On Wednesday, Burning Man officials released new regulations for drone and radio-controlled (RC) vehicle use at this year's event. The controls are intended to help find a balance between "respecting participant privacy and safety and allowing people to bring new technologies out to the event," according to Burning Man spokesperson Jim Graham.
This year's regulations include requirements that all radio-controlled vehicles fly no higher than 400 feet, avoid spectators, skydivers, and other vehicles and give right of way to full-scale aircraft. The rules also outline a number of strict no-fly zones, including the event's entry and exit roads, Center Camp, the Esplanade, and anywhere near the Man or the Temple before or during their burns.
In addition, first-person-view flying is prohibited, and all drones must be registered with the organization in order to fly during the event. Registration will be limited to 200 pilots, and registration closes on August 15.
All rules and registration can be found at the Black Rock City Municipal Airport website.
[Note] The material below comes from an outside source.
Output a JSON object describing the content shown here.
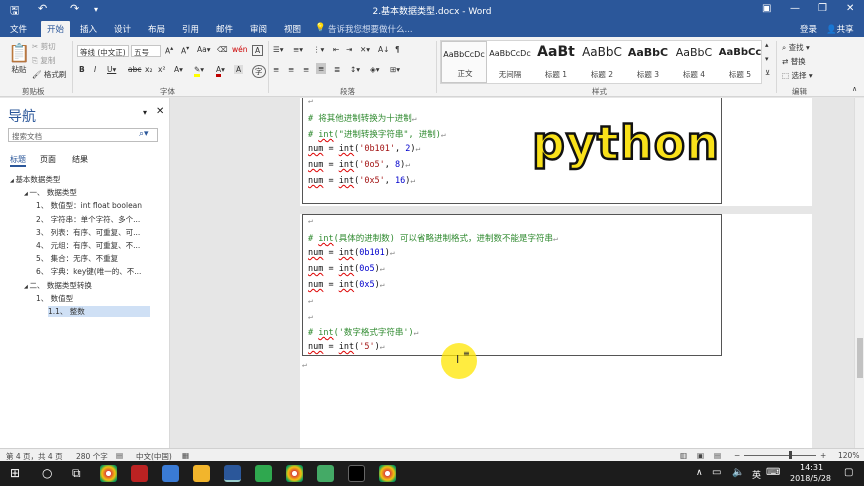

According to Graham, the controls came from summits with RC vehicle owners beginning in 2013, when more than 100 pilots met with officals to discuss issues relating to having RC craft at the event.
"The vast majority of participants who flew at the event [in 2013] were great, but we had a handful of incidents where vehicles crashed and nearly hit participants," Graham explained. "For 2014, the airport team took oversight of the program and did a lot of research into what the FAA and other organizations were considering when it came to operating RC aircraft in populated areas. As a result, we made some changes and clarified some of the initial guidelines so that folks can fly at the event and that it can be done in a safe manner."
At the conclusion of this year's event, organizers will review policies and likely tweak them to help them keep the balance between privacy and technology.
"Last year was our first year doing this, and afterward we made some adjustments," Graham said. "After the event concludes this year, we'll look at it again and see how things worked out."